The fruits of Microsoft’s presence in China are visible across the country’s tech industry, with alumni in prominent positions at many major tech companies. At TikTok’s parent company ByteDance, CEO Zhang Yiming worked as an engineer for Microsoft between 2008 and 2009. Hongjiang Zhang, head of the ByteDance Technical Strategy Research Center, was a founding member of Microsoft Research Asia.
Elsewhere, the CTO of Alibaba, Wang Jian, was an early member of Microsoft Research Asia. The director of Tencent’s AI lab, Dong Yu, worked at the lab for more than a decade before leaving in 2017. Xu Li, cofounder and CEO of SenseTime, a prominent Chinese AI startup, also came through Microsoft Research Asia, as did Yin Qi, founder and CEO of Megvii, another AI company. Searches on LinkedIn show many other ex-Microsoft people in prominent positions at those companies and others.
Microsoft Research Asia “is considered the West Point for Chinese premium tech talent,” says Nina Xiang, founder of China Money Network and the author of a 2019 book on Chinese AI companies.

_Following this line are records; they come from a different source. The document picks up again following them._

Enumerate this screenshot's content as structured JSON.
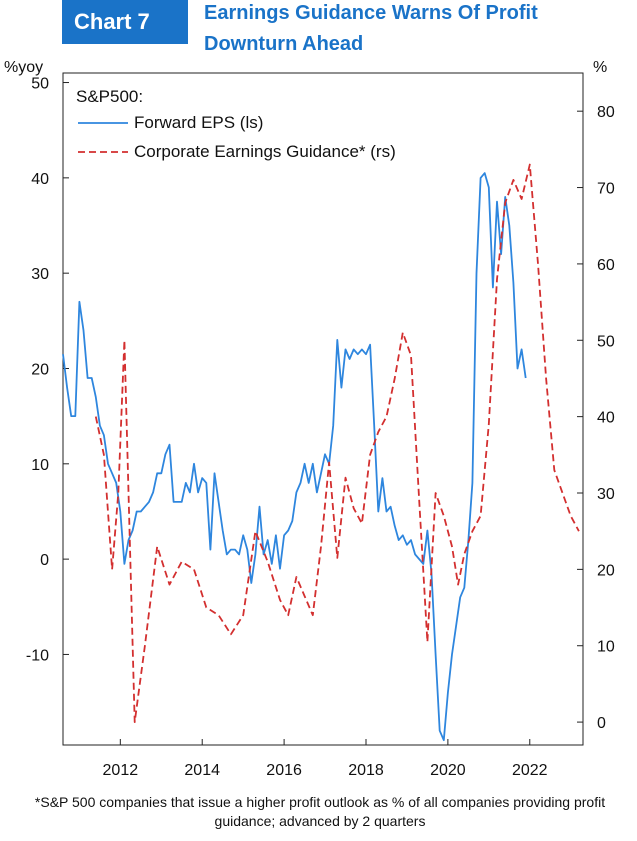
{
  "badge": "Chart 7",
  "title_lines": [
    "Earnings Guidance Warns Of Profit",
    "Downturn Ahead"
  ],
  "footnote": "*S&P 500 companies that issue a higher profit outlook as % of all companies providing profit guidance; advanced by 2 quarters",
  "chart_data": {
    "type": "line",
    "legend_title": "S&P500:",
    "legend_position": "top-left",
    "y_left": {
      "unit": "%yoy",
      "range": [
        -19.5,
        51
      ],
      "ticks": [
        -10,
        0,
        10,
        20,
        30,
        40,
        50
      ]
    },
    "y_right": {
      "unit": "%",
      "range": [
        -3,
        85
      ],
      "ticks": [
        0,
        10,
        20,
        30,
        40,
        50,
        60,
        70,
        80
      ]
    },
    "x_range": [
      2010.6,
      2023.3
    ],
    "x_ticks": [
      "2012",
      "2014",
      "2016",
      "2018",
      "2020",
      "2022"
    ],
    "grid": false,
    "colors": {
      "eps": "#2e86de",
      "guidance": "#d32f2f",
      "title": "#1a73c8"
    },
    "series": [
      {
        "name": "Forward EPS (ls)",
        "axis": "left",
        "style": "solid",
        "points": [
          [
            2010.6,
            21.5
          ],
          [
            2010.7,
            18
          ],
          [
            2010.8,
            15
          ],
          [
            2010.9,
            15
          ],
          [
            2011.0,
            27
          ],
          [
            2011.1,
            24
          ],
          [
            2011.2,
            19
          ],
          [
            2011.3,
            19
          ],
          [
            2011.4,
            17
          ],
          [
            2011.5,
            14
          ],
          [
            2011.6,
            13
          ],
          [
            2011.7,
            10
          ],
          [
            2011.8,
            9
          ],
          [
            2011.9,
            8
          ],
          [
            2012.0,
            5
          ],
          [
            2012.1,
            -0.5
          ],
          [
            2012.2,
            2
          ],
          [
            2012.3,
            3
          ],
          [
            2012.4,
            5
          ],
          [
            2012.5,
            5
          ],
          [
            2012.6,
            5.5
          ],
          [
            2012.7,
            6
          ],
          [
            2012.8,
            7
          ],
          [
            2012.9,
            9
          ],
          [
            2013.0,
            9
          ],
          [
            2013.1,
            11
          ],
          [
            2013.2,
            12
          ],
          [
            2013.3,
            6
          ],
          [
            2013.4,
            6
          ],
          [
            2013.5,
            6
          ],
          [
            2013.6,
            8
          ],
          [
            2013.7,
            7
          ],
          [
            2013.8,
            10
          ],
          [
            2013.9,
            7
          ],
          [
            2014.0,
            8.5
          ],
          [
            2014.1,
            8
          ],
          [
            2014.2,
            1
          ],
          [
            2014.3,
            9
          ],
          [
            2014.4,
            6
          ],
          [
            2014.5,
            3
          ],
          [
            2014.6,
            0.5
          ],
          [
            2014.7,
            1
          ],
          [
            2014.8,
            1
          ],
          [
            2014.9,
            0.5
          ],
          [
            2015.0,
            2.5
          ],
          [
            2015.1,
            1
          ],
          [
            2015.2,
            -2.5
          ],
          [
            2015.3,
            0.5
          ],
          [
            2015.4,
            5.5
          ],
          [
            2015.5,
            0.5
          ],
          [
            2015.6,
            2
          ],
          [
            2015.7,
            -0.5
          ],
          [
            2015.8,
            2.5
          ],
          [
            2015.9,
            -1
          ],
          [
            2016.0,
            2.5
          ],
          [
            2016.1,
            3
          ],
          [
            2016.2,
            4
          ],
          [
            2016.3,
            7
          ],
          [
            2016.4,
            8
          ],
          [
            2016.5,
            10
          ],
          [
            2016.6,
            8
          ],
          [
            2016.7,
            10
          ],
          [
            2016.8,
            7
          ],
          [
            2016.9,
            9
          ],
          [
            2017.0,
            11
          ],
          [
            2017.1,
            10
          ],
          [
            2017.2,
            14
          ],
          [
            2017.3,
            23
          ],
          [
            2017.4,
            18
          ],
          [
            2017.5,
            22
          ],
          [
            2017.6,
            21
          ],
          [
            2017.7,
            22
          ],
          [
            2017.8,
            21.5
          ],
          [
            2017.9,
            22
          ],
          [
            2018.0,
            21.5
          ],
          [
            2018.1,
            22.5
          ],
          [
            2018.2,
            14
          ],
          [
            2018.3,
            5
          ],
          [
            2018.4,
            8.5
          ],
          [
            2018.5,
            5
          ],
          [
            2018.6,
            5.5
          ],
          [
            2018.7,
            3.5
          ],
          [
            2018.8,
            2
          ],
          [
            2018.9,
            2.5
          ],
          [
            2019.0,
            1.5
          ],
          [
            2019.1,
            2
          ],
          [
            2019.2,
            0.5
          ],
          [
            2019.3,
            0
          ],
          [
            2019.4,
            -0.5
          ],
          [
            2019.5,
            3
          ],
          [
            2019.6,
            -1.5
          ],
          [
            2019.7,
            -10
          ],
          [
            2019.8,
            -18
          ],
          [
            2019.9,
            -19
          ],
          [
            2020.0,
            -14
          ],
          [
            2020.1,
            -10
          ],
          [
            2020.2,
            -7
          ],
          [
            2020.3,
            -4
          ],
          [
            2020.4,
            -3
          ],
          [
            2020.5,
            2
          ],
          [
            2020.6,
            8
          ],
          [
            2020.7,
            30
          ],
          [
            2020.8,
            40
          ],
          [
            2020.9,
            40.5
          ],
          [
            2021.0,
            39
          ],
          [
            2021.1,
            28.5
          ],
          [
            2021.2,
            37.5
          ],
          [
            2021.3,
            32
          ],
          [
            2021.4,
            38
          ],
          [
            2021.5,
            35
          ],
          [
            2021.6,
            29
          ],
          [
            2021.7,
            20
          ],
          [
            2021.8,
            22
          ],
          [
            2021.9,
            19
          ]
        ]
      },
      {
        "name": "Corporate Earnings Guidance* (rs)",
        "axis": "right",
        "style": "dashed",
        "points": [
          [
            2011.4,
            40
          ],
          [
            2011.6,
            35
          ],
          [
            2011.8,
            20
          ],
          [
            2011.95,
            30
          ],
          [
            2012.1,
            50
          ],
          [
            2012.35,
            0
          ],
          [
            2012.6,
            10
          ],
          [
            2012.9,
            23
          ],
          [
            2013.2,
            18
          ],
          [
            2013.5,
            21
          ],
          [
            2013.8,
            20
          ],
          [
            2014.1,
            15
          ],
          [
            2014.4,
            14
          ],
          [
            2014.7,
            11.5
          ],
          [
            2015.0,
            14
          ],
          [
            2015.3,
            25
          ],
          [
            2015.6,
            21
          ],
          [
            2015.9,
            16
          ],
          [
            2016.1,
            14
          ],
          [
            2016.3,
            19
          ],
          [
            2016.5,
            16.5
          ],
          [
            2016.7,
            14
          ],
          [
            2016.9,
            23
          ],
          [
            2017.1,
            34
          ],
          [
            2017.3,
            21.5
          ],
          [
            2017.5,
            32
          ],
          [
            2017.7,
            28
          ],
          [
            2017.9,
            26
          ],
          [
            2018.1,
            35
          ],
          [
            2018.3,
            38
          ],
          [
            2018.5,
            40
          ],
          [
            2018.7,
            45
          ],
          [
            2018.9,
            51
          ],
          [
            2019.1,
            48
          ],
          [
            2019.3,
            29
          ],
          [
            2019.5,
            10.5
          ],
          [
            2019.7,
            30
          ],
          [
            2019.9,
            27
          ],
          [
            2020.1,
            23
          ],
          [
            2020.25,
            18
          ],
          [
            2020.4,
            22
          ],
          [
            2020.6,
            25
          ],
          [
            2020.8,
            27
          ],
          [
            2021.0,
            39
          ],
          [
            2021.2,
            58
          ],
          [
            2021.4,
            68
          ],
          [
            2021.6,
            71
          ],
          [
            2021.8,
            68.5
          ],
          [
            2022.0,
            73
          ],
          [
            2022.2,
            60
          ],
          [
            2022.4,
            45
          ],
          [
            2022.6,
            33
          ],
          [
            2022.8,
            30
          ],
          [
            2023.0,
            27
          ],
          [
            2023.2,
            25
          ]
        ]
      }
    ]
  }
}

Unlike most US internet companies, Microsoft has found ways to operate in China. In 2009, a year before Google left the country in protest over censorship and alleged government hacking, Microsoft launched a Chinese version of its search engine Bing, in compliance with Chinese censorship rules. Microsoft also acquired LinkedIn, the business-focused social network, in 2016, two years after the company introduced its platform—also censored—in China. Bing and LinkedIn are relatively small players in China, but they are rare examples of successful adaptation.
The founding head of Microsoft’s Beijing lab was Kai-Fu Lee, an expert on natural language understanding who had held vice president roles at Apple and Silicon Graphics. Lee, who now runs Sinovation Ventures, an investment firm focused on artificial intelligence, is a prominent voice on China’s tech scene and the author of AI Superpowers, a recent book about the country’s rising prowess in AI.